Ci saranno personalità dotate di autonomia di pensiero, quindi in grado di sottrarsi alla stretta di due fenomeni parimenti facili e popolari? Non ci sono riusciti in molti, in Italia in questi anni.
Come perfidamente ricorda il capo dello stato (si comincia a sentire nei suoi interventi un rumorino di sassolini nelle scarpe che si apprestano a uscire, uno a uno), al catastrofismo antipolitico hanno ceduto perfino «giornali tradizionalmente paludati» (fischiano le orecchie a Milano?), «opinion makers lanciatisi senza scrupoli a cavalcare l’onda, per impetuosa e fangosa che si stesse facendo» e perfino, «per demagogia e opportunismo», «soggetti politici pur provenienti dalle tradizioni del primo cinquantennio della vita repubblicana».

Ecco, mancano forse poche settimane alla riconquista della piena libertà personale da parte di Giorgio Napolitano, e già diventa esplicita la sua dura critica (ben nota ai frequentatori del Quirinale) nei confronti della deriva culturale e politica subìta dalla sinistra post-comunista.
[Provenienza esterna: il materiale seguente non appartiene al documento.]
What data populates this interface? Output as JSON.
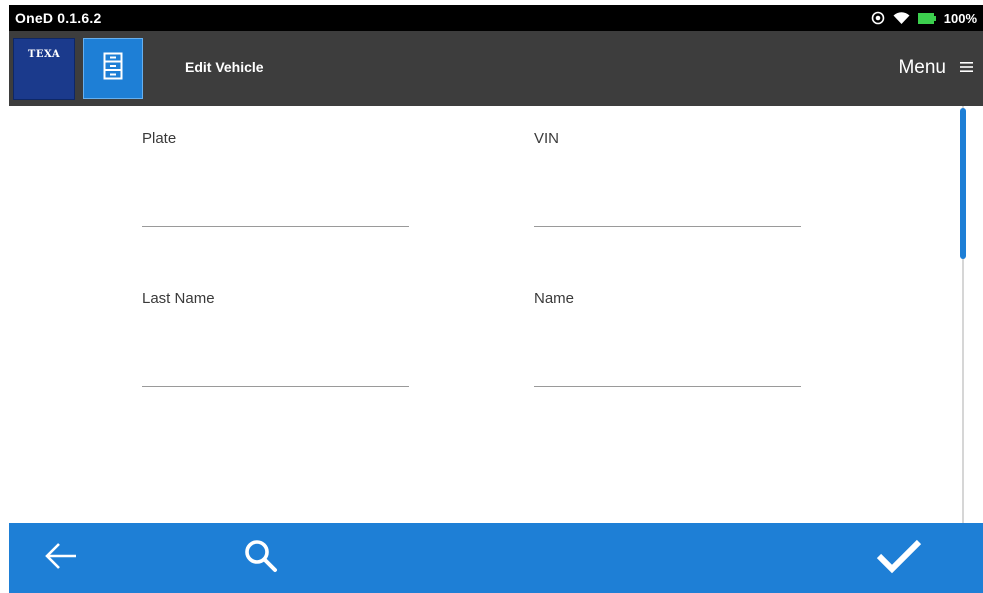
{
  "status_bar": {
    "app_version": "OneD 0.1.6.2",
    "battery_percent": "100%",
    "icons": [
      "location-icon",
      "wifi-icon",
      "battery-icon"
    ]
  },
  "header": {
    "brand": "TEXA",
    "title": "Edit Vehicle",
    "menu_label": "Menu",
    "icons": [
      "archive-icon",
      "hamburger-icon"
    ]
  },
  "form": {
    "plate": {
      "label": "Plate",
      "value": ""
    },
    "vin": {
      "label": "VIN",
      "value": ""
    },
    "last_name": {
      "label": "Last Name",
      "value": ""
    },
    "name": {
      "label": "Name",
      "value": ""
    }
  },
  "bottom_bar": {
    "icons": [
      "back-arrow-icon",
      "search-icon",
      "checkmark-icon"
    ]
  },
  "colors": {
    "accent": "#1e7fd6",
    "header_bg": "#3d3d3d",
    "status_bg": "#000000",
    "brand_bg": "#1b3a8c"
  }
}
Alla quale Napolitano non ha mai perdonato l’adesione (appunto, «opportunistica») alle mode degli anni del giustizialismo rampante. È una traccia di lavoro, per Renzi. Un profilo sul quale il segretario-premier può lavorare, perché può riconoscervi anche tratti della sua critica alla sinistra che c’era prima di lui, e può ritrovarvi – paradossalmente, venendo da un novantenne, ma mica tanto – un incoraggiamento alla discontinuità. Il compito per il Pd è di trovare, tra uomini e donne di una o due generazioni successive a quella del capo dello stato, una figura che sappia conquistare consensi e forza su questa idea dell’Italia, che è contemporaneamente del tutto nuova rispetto alle patologie del presente e del recente passato, eppure consapevole della grandezza della democrazia che siamo stati.